Das macht die Erkundung per 'Pedales' zu einer schweißtreibenden Angelegenheit!
Dazu das allgegenwärtige Kopfsteinpflaster!
Viele Radfahrer sieht man jedenfalls nicht! Alternativen gäbe es genug:
nicht weniger als vier Stadtrundfahrten mit modernem Bus oder altertümlicher Trambahn,
Dutzende öffentlicher Linienbusse, vier Fähren, sieben Eisenbahn- und moderne Metro-Linien
bringen den Fahrgast auch in die entlegensten Stadtteile.
Aber wo bleibt da das Training und die Gesundheit?
Zu entdecken gibt's jedenfalls genug: ob das prunkvolle Kirchen und Basiliken sind, ausgedehnte Parks, in denen auch im heißesten Sommer kühler Schatten zu finden ist, das Castello de São Jorge, direkt oberhalb der Altstadt mit seinen Zinnen und Geschützen (die eigenartiger Weise alle auf die Stadt ausgerichtet sind), die breite Prachtstraße Avenida da Liberdad mit zahlreichen kleinen Läden, Cafés und Brunnen. Oder der Aquädukt, der seit 1748 das lebenswichtige Nass aus dem Umland in die Hauptstadt liefert. Oder die Cafés, Boutiquen, Restaurants der Baixa, dem früheren Stadtkern mit seinen schmalen Sträßchen, in denen das Leben Tag und Nacht pulsiert. Oder, oder, oder ... Auch wenn Ihr zwei Wochen in Lisboa bleiben könnt, oder drei: es wird Euch sicher nicht langweilig werden!
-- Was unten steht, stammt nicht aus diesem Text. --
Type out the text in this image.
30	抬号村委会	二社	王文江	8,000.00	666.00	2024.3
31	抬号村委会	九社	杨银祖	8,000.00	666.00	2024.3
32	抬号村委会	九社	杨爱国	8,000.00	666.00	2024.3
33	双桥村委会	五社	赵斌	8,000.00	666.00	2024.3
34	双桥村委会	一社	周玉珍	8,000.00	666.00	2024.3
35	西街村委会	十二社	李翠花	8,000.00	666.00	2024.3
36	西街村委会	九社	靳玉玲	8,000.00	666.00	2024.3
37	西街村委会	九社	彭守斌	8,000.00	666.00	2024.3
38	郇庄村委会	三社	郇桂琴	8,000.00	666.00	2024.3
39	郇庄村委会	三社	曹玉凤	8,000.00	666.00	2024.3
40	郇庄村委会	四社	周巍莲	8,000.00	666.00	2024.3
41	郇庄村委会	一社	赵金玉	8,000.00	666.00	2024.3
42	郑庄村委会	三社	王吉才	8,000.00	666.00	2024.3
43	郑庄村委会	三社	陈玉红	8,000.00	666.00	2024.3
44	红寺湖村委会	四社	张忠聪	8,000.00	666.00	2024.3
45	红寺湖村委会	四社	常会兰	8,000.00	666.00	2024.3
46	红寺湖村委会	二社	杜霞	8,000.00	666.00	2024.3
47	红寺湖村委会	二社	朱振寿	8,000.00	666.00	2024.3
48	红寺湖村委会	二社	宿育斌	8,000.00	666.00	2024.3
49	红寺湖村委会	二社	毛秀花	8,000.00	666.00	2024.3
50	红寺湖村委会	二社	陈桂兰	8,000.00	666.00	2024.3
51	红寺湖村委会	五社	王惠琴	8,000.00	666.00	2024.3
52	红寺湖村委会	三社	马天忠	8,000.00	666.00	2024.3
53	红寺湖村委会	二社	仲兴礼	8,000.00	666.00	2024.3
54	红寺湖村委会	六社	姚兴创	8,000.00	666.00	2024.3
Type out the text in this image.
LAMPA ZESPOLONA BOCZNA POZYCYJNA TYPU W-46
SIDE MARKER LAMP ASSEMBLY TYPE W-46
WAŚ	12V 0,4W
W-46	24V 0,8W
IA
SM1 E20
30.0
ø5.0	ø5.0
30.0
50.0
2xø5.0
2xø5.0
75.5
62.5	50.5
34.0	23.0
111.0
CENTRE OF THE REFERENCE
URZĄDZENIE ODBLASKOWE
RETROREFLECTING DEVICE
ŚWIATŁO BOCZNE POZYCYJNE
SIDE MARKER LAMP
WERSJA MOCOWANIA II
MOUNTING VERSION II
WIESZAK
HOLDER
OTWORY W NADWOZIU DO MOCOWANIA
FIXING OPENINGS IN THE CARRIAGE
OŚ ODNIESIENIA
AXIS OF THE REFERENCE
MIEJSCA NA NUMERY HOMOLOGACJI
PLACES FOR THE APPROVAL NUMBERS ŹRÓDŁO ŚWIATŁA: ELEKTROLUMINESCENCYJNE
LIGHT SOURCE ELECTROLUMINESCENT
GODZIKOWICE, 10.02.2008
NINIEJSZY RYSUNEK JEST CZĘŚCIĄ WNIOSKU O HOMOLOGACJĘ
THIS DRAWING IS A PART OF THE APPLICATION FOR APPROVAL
Vergesst dabei den Osten der Stadt nicht: das frühere EXPO-Gelände - mit seinen Pavillons, seiner Seepromenade und seiner Gondelbahn an sich schon sehenswert - birgt noch einen besonderen Schatz: das Ozeanarium, ein richtig großes Aquarium, in den vor allem die ganz Großen faszinieren: Haie, Rochen, Barakudas, und viele mehr. Daneben gibt's mehr als zwei Dutzend kleinere, ebenso liebevoll angelegte Aquarien mit Meeresbewohnern aus allen Regionen der Erde: vom Pinguin der Antarktis bis zum tropischen Trompetenfisch, von der einfachen Sardine bis zum lustigen Seepferdchen, vom eher faulen Seeigel bis zur regen Riesenkrake. Daneben viel Information, viel Anschauungsmaterial zum dringend notwendigen Schutz der Ozeane.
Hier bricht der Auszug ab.